Department of Economics, New York University, New York, NY, USA.
Department of Economics, School of Business and Economics, Vrije Universiteit Amsterdam, Amsterdam, the Netherlands.
Nat Hum Behav. 2021 Dec;5(12):1744-1758. doi: 10.1038/s41562-021-01119-3. Epub 2021 Jun 17.
Polygenic indexes (PGIs) are DNA-based predictors. Their value for research in many scientific disciplines is growing rapidly. As a resource for researchers, we used a consistent methodology to construct PGIs for 47 phenotypes in 11 datasets. To maximize the PGIs' prediction accuracies, we constructed them using genome-wide association studies-some not previously published-from multiple data sources, including 23andMe and UK Biobank. We present a theoretical framework to help interpret analyses involving PGIs. A key insight is that a PGI can be understood as an unbiased but noisy measure of a latent variable we call the 'additive SNP factor'. Regressions in which the true regressor is this factor but the PGI is used as its proxy therefore suffer from errors-in-variables bias. We derive an estimator that corrects for the bias, illustrate the correction, and make a Python tool for implementing it publicly available.

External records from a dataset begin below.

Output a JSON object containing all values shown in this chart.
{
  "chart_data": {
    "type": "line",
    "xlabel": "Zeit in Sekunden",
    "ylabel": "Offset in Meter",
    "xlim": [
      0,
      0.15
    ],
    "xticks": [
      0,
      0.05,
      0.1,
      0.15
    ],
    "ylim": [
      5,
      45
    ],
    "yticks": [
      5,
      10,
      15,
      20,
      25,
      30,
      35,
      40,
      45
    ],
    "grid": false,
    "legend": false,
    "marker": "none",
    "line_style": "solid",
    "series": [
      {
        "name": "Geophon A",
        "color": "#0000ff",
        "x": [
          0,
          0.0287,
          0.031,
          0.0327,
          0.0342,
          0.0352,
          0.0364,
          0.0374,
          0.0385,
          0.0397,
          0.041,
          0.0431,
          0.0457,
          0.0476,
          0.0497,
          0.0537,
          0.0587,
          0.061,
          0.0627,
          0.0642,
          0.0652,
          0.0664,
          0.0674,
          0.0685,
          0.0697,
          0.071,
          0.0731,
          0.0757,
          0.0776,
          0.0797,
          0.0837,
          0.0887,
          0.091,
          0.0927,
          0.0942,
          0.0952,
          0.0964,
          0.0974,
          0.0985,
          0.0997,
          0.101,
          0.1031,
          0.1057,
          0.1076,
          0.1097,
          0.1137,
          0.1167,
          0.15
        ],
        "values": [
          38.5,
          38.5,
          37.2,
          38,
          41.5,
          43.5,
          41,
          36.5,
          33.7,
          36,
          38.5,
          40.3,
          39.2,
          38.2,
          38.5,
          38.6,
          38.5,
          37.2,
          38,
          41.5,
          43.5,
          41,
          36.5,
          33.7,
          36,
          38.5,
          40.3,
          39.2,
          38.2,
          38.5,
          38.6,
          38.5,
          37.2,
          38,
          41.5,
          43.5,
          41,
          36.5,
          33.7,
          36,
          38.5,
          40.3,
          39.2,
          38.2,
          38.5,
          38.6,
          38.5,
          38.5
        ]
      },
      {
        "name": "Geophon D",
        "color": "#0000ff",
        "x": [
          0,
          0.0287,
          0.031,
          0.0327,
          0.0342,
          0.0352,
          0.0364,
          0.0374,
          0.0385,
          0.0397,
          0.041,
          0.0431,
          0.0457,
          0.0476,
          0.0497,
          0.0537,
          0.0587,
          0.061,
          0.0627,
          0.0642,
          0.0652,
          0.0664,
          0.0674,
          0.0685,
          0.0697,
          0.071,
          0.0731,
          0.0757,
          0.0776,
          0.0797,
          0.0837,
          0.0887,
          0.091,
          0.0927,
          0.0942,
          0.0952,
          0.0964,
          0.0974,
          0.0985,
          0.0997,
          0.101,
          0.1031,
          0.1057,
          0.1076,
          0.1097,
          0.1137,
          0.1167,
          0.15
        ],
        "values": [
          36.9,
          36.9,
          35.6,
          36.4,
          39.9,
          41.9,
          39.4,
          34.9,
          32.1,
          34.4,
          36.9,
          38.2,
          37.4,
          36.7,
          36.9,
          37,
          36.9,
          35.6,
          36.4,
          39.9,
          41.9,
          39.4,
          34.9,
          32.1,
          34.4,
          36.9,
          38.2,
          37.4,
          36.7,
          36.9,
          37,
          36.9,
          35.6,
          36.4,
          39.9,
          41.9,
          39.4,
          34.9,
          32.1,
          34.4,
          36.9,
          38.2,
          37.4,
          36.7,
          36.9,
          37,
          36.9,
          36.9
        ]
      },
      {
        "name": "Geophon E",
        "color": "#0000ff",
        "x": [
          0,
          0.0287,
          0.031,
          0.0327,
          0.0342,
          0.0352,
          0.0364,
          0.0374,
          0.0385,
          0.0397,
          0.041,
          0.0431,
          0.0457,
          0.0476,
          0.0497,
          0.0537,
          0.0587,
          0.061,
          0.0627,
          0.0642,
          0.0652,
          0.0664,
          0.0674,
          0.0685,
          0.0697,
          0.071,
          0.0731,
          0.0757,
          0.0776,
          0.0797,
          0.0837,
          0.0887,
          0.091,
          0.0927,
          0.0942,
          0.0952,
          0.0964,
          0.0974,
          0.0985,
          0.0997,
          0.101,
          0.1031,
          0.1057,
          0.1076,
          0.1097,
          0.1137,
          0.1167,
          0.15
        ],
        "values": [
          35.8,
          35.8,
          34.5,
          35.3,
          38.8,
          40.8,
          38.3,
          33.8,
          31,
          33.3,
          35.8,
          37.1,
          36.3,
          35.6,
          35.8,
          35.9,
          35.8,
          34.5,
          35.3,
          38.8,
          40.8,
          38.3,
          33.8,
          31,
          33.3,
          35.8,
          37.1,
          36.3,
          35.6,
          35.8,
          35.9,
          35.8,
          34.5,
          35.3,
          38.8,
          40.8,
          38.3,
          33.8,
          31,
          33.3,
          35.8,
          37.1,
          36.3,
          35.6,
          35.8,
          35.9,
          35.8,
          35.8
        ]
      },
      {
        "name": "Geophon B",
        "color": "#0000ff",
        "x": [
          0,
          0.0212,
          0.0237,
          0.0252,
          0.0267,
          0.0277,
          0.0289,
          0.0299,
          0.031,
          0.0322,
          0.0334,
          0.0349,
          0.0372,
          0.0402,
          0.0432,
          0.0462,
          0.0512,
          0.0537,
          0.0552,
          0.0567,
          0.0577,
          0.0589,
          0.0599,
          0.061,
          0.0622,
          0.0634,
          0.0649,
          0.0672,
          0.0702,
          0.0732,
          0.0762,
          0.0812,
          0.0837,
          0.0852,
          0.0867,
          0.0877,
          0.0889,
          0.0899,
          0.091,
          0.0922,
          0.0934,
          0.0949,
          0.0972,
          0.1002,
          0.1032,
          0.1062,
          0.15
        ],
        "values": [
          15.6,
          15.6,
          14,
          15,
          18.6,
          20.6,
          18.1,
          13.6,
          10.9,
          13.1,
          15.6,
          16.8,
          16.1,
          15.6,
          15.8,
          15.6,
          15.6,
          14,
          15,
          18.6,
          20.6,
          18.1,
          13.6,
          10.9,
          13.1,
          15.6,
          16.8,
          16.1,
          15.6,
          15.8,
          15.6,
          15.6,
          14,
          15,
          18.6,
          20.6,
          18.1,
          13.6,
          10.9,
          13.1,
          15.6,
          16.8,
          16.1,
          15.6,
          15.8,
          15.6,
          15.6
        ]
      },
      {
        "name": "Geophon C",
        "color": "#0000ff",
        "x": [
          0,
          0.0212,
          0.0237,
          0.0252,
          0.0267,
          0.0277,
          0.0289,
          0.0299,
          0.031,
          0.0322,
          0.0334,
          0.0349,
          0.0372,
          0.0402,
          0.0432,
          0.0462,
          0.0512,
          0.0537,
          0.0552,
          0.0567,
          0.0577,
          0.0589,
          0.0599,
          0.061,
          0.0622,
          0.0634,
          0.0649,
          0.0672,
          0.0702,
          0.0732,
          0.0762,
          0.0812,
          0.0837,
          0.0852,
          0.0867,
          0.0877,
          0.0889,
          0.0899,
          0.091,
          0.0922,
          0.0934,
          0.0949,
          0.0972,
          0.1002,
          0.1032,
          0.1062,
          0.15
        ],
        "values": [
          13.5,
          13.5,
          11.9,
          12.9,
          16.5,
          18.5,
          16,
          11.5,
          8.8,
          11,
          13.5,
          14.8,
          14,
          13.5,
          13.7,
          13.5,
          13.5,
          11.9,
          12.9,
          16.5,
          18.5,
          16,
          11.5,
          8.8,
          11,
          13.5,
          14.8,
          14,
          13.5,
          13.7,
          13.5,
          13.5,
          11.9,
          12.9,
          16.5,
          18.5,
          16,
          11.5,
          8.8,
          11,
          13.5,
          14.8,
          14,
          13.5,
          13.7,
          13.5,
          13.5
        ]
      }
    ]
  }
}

多基因指数 (PGI) 是基于 DNA 的预测因子。它们在许多科学学科的研究中的价值正在迅速增长。作为研究人员的资源,我们使用一致的方法来构建 11 个数据集 47 个表型的 PGI。为了最大限度地提高 PGI 的预测准确性,我们使用来自多个数据源的全基因组关联研究构建了它们,包括 23andMe 和 UK Biobank。我们提出了一个理论框架来帮助解释涉及 PGI 的分析。一个关键的见解是,PGI 可以被理解为一个潜在变量的无偏但嘈杂的度量,我们称之为“加性 SNP 因子”。因此,在真实回归因子是这个因子但 PGI 被用作其代理的回归中,会存在变量误差偏差。我们推导出一个纠正偏差的估计器,说明了纠正过程,并公开提供了一个用于实现它的 Python 工具。